Twitter account behind ‘abusive’ tweet targeting prominent doctor no longer active
Global News
Public Safety Minister Marco Mendicino had described the tweet as part of a slew of attacks offering a 'bounty' to surveil health-care workers.
The Twitter user behind an “abusive” tweet against one of the country’s most prominent doctors appears to have deactivated their account following a recent outcry, which saw Public Safety Minister Marco Mendicino appeal directly to the Canadian head of the social media giant for action.
Mendicino urged Twitter on Tuesday evening to address a tweet that was widely described by health journalists and health-care workers as “abusive” and a threat against Dr. Katharine Smart, president of the Canadian Medical Association.
Smart had said on Dec. 22 that the social media giant told her the tweet “did not violate their rules.”
“Far too often, public health doctors and frontline healthcare workers are subject to bullying, intimidation, and harassment. An increasing volume of that abuse is occurring online. The pandemic has accelerated and intensified these trends,” Mendicino wrote in a letter to Paul Burns, the managing director of Twitter Canada, in the Tuesday appeal for action against the account.
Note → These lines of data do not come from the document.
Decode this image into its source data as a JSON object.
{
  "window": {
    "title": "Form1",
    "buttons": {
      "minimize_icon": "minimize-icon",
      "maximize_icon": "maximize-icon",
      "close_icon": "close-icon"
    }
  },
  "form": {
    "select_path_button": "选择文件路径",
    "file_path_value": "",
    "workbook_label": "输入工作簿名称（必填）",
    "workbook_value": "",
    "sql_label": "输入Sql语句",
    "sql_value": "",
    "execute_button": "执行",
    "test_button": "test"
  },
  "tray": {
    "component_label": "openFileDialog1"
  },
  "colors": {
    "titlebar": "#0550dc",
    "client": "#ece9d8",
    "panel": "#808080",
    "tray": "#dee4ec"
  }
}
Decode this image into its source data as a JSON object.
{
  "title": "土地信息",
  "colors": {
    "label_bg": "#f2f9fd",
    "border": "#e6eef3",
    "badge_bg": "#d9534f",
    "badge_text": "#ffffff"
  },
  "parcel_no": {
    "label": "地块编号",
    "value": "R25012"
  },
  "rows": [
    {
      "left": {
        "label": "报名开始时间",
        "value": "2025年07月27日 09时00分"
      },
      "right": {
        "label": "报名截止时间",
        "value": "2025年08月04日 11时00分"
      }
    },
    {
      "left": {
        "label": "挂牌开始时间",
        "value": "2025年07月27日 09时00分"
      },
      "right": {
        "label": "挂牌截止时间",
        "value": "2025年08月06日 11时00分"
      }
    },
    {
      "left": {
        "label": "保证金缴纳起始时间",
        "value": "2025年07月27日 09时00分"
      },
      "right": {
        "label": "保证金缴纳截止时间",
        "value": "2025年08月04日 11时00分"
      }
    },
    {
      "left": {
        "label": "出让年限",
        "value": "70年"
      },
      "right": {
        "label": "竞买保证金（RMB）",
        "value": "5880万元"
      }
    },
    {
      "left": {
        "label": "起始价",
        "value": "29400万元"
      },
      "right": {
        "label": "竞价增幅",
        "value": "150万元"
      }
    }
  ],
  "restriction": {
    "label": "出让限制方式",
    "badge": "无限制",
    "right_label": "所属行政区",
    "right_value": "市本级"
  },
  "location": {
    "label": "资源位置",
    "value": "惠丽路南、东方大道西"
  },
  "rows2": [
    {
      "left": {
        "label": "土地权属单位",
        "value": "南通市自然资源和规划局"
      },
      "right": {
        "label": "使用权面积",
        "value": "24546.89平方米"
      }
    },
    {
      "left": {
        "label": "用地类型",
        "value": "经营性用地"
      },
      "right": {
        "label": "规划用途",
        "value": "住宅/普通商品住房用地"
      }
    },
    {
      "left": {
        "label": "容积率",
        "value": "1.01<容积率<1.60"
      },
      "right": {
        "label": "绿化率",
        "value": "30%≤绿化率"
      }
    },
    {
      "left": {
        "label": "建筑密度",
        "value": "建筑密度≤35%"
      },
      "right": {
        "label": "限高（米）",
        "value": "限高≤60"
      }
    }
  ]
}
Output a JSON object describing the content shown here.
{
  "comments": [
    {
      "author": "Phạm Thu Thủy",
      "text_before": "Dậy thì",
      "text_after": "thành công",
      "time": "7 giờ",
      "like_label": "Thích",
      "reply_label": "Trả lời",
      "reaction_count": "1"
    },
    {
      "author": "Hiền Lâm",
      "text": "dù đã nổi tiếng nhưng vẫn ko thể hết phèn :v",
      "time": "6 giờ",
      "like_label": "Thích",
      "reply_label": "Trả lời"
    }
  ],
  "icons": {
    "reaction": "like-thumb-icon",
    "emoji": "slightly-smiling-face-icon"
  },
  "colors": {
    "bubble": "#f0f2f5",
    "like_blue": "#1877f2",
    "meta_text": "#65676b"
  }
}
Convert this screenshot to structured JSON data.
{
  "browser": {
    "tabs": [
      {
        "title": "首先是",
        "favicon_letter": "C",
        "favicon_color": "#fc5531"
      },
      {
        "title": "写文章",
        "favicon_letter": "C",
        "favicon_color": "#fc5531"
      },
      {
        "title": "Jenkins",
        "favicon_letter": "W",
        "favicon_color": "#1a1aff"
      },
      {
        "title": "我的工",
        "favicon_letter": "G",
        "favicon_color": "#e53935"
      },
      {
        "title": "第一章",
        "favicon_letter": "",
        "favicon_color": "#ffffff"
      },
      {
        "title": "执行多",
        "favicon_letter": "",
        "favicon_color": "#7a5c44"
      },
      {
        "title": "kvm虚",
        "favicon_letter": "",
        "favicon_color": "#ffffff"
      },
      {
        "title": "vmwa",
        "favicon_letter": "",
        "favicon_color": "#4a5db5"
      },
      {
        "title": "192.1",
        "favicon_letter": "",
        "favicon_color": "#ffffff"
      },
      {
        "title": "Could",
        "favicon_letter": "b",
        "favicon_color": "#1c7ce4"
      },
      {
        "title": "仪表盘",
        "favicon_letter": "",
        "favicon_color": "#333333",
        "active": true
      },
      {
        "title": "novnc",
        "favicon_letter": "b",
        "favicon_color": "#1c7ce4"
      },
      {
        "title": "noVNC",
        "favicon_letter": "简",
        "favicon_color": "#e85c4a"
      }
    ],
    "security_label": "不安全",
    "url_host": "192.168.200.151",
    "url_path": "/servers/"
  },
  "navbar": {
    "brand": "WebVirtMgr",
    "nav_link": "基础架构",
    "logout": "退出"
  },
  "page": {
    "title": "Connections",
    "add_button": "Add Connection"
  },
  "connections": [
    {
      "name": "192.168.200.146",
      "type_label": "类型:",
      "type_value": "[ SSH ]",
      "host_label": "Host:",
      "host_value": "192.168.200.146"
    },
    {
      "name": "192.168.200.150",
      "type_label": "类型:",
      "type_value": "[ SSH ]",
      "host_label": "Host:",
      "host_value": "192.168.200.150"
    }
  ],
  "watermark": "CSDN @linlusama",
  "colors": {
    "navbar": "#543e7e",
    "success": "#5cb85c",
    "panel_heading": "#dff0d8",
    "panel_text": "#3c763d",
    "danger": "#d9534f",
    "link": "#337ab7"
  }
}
“For companies like Twitter, having rules in place regarding the use of a social platform is vital. The public should feel confident these rules will be applied.”
The tweet in question was posted to Smart’s Twitter timeline on Dec. 22 by a user who claimed that “a group of us who can’t stand you have been watching you and your family for weeks,” before asking Smart: “are you scared you are next?”
The tweet also claimed the people watching Smart were “biding our time.”
Mendicino wrote that the tweet appeared to be part of a slew of recent posts offering a “bounty” for people to surveil health-care workers in the hope of catching them breaking COVID-19 protocols.